The depth-first search algorithm on Wikipedia worked for me:
const assert = chai.assert;
const stableTopologicalSort = ({
edges,
nodes
}) => {
// https://en.wikipedia.org/wiki/Topological_sorting#Depth-first_search
const result = [];
const marks = new Map();
const visit = node => {
if (marks.get(node) !== `permanent`) {
assert.notEqual(marks.get(node), `temporary`, `not a DAG`);
marks.set(node, `temporary`);
edges.filter(([, to]) => to === node).forEach(([from]) => visit(from));
marks.set(node, `permanent`);
result.push(node);
}
};
nodes.forEach(visit);
return result;
};
const graph = {
edges: [
[5, 11],
[7, 11],
[3, 8],
[11, 2],
[11, 9],
[11, 10],
[8, 9],
[3, 10]
],
nodes: [2, 3, 5, 7, 8, 9, 10, 11]
};
assert.deepEqual(stableTopologicalSort(graph), [5, 7, 11, 2, 3, 8, 9, 10]);
<script src="https://cdnjs.cloudflare.com/ajax/libs/chai/4.2.0/chai.min.js"></script>
Interpreting "stable topological sort" as a linearization of a DAG such that ranges in the linearization where the topological order doesn't matter, are sorted lexicographically. This can be solved with the DFS method of linearization, with the modification that nodes are visited in lexicographical order.

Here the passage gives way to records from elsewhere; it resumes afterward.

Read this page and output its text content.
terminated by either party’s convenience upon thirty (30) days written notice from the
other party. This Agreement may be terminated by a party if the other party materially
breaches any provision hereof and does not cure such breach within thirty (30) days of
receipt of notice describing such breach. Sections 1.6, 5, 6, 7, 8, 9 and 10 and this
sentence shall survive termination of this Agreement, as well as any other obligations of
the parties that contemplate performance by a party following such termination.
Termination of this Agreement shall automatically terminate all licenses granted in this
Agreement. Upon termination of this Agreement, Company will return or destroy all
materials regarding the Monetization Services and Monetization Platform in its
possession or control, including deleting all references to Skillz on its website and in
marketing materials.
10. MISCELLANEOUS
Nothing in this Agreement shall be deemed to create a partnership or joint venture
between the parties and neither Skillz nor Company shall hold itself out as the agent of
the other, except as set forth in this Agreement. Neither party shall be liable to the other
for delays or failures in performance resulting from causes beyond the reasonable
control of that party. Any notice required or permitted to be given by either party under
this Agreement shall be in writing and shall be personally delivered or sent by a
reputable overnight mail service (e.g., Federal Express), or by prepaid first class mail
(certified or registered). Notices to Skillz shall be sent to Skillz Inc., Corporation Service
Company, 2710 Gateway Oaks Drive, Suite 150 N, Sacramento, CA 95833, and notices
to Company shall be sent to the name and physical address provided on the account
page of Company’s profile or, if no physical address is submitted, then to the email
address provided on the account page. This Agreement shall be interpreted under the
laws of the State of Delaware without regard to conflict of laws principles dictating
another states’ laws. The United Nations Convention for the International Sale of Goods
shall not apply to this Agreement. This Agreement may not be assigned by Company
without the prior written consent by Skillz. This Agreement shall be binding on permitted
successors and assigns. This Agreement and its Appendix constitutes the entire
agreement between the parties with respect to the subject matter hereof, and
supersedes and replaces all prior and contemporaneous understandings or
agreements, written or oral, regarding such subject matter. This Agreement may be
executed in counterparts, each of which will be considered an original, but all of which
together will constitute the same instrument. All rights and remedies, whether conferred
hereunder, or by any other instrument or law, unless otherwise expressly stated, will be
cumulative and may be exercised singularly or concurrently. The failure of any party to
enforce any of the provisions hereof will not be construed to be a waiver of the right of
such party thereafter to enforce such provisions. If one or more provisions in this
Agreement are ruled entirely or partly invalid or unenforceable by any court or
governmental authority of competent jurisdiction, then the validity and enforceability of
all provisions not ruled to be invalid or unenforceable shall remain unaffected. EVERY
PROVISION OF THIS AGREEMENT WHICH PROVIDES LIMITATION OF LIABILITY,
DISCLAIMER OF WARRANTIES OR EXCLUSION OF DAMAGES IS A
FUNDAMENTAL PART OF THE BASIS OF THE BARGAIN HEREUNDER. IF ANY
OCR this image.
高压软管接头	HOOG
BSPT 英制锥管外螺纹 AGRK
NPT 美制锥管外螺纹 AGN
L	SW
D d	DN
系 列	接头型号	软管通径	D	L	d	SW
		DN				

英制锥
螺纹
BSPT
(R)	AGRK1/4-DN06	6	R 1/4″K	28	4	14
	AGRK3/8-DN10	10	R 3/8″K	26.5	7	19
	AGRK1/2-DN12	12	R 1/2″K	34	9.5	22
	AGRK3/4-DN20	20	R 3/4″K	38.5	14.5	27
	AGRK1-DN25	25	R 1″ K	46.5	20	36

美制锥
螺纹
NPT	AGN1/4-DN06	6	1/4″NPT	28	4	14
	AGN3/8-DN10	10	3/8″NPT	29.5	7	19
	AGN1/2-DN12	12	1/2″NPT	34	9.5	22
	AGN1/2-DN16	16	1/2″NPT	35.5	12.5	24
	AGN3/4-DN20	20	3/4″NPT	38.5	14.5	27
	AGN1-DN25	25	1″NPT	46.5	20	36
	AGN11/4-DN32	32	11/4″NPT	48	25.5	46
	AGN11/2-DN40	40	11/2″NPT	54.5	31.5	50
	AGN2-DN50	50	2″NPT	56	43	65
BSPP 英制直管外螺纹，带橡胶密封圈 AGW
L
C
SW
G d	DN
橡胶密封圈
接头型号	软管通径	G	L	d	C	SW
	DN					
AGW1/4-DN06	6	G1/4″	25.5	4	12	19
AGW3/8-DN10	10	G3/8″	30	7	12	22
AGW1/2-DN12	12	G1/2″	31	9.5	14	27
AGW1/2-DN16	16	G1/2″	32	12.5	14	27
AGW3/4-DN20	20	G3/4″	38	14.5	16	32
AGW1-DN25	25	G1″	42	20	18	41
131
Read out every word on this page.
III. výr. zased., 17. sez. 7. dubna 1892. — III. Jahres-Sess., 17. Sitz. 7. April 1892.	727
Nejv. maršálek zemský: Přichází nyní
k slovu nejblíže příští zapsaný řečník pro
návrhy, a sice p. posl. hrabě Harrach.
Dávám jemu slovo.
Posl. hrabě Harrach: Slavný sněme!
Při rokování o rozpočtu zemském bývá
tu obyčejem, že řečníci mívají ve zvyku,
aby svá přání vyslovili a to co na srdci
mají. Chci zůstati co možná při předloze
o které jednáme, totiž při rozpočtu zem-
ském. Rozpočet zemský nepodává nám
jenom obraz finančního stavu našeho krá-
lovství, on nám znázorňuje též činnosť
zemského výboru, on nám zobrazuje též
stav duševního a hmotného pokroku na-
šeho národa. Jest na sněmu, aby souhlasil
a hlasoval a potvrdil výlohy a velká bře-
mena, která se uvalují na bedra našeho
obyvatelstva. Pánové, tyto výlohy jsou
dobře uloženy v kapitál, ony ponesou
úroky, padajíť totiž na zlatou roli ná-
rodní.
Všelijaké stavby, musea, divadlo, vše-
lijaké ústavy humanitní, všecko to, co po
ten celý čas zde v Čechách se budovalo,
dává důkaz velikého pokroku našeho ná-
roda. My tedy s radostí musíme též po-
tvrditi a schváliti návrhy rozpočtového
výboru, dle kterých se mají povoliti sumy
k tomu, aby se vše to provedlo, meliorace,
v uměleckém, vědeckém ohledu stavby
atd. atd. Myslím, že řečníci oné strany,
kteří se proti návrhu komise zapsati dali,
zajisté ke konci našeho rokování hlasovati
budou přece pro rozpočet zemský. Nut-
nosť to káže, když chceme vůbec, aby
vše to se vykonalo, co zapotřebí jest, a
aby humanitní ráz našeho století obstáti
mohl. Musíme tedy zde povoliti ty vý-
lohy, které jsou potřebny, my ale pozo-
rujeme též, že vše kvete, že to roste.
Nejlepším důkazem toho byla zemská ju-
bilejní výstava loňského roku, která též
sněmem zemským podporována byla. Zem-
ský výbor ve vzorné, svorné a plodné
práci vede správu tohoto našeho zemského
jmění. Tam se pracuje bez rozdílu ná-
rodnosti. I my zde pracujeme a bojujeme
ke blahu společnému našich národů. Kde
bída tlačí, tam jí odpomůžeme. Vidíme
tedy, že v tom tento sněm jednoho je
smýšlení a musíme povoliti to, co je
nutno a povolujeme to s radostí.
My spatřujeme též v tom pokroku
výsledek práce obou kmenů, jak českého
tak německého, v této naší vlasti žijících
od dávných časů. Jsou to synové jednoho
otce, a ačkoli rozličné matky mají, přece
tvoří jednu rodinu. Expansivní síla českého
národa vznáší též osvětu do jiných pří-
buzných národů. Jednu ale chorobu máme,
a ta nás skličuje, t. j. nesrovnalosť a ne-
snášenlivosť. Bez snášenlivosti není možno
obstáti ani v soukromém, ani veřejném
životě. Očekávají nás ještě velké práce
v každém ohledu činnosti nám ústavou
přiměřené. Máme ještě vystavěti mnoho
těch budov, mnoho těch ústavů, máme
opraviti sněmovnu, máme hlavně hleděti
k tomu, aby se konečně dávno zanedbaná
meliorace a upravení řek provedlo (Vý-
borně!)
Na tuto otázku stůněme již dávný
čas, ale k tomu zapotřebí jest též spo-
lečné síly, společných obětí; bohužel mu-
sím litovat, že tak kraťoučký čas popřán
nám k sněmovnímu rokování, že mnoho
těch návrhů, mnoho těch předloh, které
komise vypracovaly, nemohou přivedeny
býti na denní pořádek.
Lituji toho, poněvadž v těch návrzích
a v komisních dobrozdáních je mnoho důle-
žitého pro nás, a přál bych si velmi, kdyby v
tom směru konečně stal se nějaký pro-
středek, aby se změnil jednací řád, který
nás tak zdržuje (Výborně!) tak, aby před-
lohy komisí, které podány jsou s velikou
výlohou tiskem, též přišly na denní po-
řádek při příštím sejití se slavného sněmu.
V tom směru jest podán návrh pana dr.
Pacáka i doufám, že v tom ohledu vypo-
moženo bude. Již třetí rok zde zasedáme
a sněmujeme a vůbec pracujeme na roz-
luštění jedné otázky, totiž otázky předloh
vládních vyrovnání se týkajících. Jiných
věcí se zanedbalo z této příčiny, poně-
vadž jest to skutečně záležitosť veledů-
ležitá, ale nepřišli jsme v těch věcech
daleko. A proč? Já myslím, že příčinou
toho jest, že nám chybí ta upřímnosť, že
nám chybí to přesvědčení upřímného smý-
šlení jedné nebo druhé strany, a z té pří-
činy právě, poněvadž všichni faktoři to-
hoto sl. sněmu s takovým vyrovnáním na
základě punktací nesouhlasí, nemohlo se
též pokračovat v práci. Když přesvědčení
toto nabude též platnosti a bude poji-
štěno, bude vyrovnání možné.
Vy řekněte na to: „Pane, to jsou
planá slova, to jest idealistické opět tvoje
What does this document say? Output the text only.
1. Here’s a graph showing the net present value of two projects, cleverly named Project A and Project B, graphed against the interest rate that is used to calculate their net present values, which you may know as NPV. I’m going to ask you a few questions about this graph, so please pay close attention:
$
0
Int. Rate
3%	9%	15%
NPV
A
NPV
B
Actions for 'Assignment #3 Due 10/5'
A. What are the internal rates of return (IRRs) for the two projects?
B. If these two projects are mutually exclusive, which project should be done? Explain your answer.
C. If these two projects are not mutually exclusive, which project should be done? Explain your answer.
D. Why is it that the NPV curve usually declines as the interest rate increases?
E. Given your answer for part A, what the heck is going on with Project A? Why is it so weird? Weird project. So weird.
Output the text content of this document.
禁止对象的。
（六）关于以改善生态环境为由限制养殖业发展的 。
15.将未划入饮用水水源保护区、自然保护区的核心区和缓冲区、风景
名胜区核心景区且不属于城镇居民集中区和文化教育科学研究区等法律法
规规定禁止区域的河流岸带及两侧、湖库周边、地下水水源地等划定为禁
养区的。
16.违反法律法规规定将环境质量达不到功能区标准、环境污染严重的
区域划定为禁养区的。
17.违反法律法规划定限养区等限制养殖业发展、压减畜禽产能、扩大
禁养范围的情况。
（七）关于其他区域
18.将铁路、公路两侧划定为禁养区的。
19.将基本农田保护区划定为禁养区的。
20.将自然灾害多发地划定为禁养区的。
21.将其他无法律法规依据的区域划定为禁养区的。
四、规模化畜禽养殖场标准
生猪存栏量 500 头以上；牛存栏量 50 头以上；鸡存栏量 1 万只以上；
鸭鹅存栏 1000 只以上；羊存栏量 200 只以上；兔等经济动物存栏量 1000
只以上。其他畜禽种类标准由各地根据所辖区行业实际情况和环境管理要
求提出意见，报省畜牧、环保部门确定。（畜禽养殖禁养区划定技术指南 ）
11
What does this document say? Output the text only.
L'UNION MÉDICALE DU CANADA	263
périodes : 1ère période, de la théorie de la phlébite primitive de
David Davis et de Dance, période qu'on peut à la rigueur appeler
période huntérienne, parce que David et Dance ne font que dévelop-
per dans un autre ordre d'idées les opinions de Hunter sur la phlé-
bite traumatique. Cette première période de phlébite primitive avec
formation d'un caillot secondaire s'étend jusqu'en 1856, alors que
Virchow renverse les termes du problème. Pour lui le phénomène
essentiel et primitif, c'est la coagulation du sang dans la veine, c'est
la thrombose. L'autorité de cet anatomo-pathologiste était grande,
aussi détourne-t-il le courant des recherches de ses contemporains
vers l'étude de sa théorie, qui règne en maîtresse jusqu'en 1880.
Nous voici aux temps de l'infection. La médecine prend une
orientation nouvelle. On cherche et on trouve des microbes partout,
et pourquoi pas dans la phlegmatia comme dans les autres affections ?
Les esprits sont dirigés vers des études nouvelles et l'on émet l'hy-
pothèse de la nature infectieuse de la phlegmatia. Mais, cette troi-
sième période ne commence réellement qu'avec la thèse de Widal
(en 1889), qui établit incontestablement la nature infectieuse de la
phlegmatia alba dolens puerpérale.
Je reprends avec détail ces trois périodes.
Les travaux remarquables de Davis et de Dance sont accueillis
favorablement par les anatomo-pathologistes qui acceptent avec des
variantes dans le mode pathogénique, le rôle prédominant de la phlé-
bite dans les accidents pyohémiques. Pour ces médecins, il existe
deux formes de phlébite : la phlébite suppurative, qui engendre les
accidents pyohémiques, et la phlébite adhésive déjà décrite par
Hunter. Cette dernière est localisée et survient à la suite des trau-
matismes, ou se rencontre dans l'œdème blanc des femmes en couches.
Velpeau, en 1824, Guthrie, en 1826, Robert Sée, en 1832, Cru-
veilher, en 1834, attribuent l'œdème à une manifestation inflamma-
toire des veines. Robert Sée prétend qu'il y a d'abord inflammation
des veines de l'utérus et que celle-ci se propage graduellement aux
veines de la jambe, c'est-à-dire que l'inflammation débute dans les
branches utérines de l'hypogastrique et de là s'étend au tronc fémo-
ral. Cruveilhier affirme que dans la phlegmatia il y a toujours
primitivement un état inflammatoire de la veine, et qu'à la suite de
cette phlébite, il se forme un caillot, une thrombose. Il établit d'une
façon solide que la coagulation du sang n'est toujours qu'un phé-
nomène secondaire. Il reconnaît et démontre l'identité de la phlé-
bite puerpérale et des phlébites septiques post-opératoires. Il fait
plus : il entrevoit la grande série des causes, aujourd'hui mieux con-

I have a Python Digraph class with a linearization method which looks like this:
def linearize_as_needed(self):
if self.islinearized:
return
# Algorithm: DFS Topological sort
# https://en.wikipedia.org/wiki/Topological_sorting#Depth-first_search
temporary = set()
permanent = set()
L = [ ]
def visit(vertices):
for vertex in sorted(vertices, reverse=True):
if vertex in permanent:
pass
elif vertex in temporary:
raise NotADAG
else:
temporary.add(vertex)
if vertex in self.arrows:
visit(self.arrows[vertex])
L.append(vertex)
temporary.remove(vertex)
permanent.add(vertex)
# print('visit: {} => {}'.format(vertices, L))
visit(self.vertices)
self._linear = list(reversed(L))
self._iter = iter(self._linear)
self.islinearized = True
Here
self.vertices
is the set of all vertices, and
self.arrows
holds the adjacency relation as a dict of left nodes to sets of right nodes.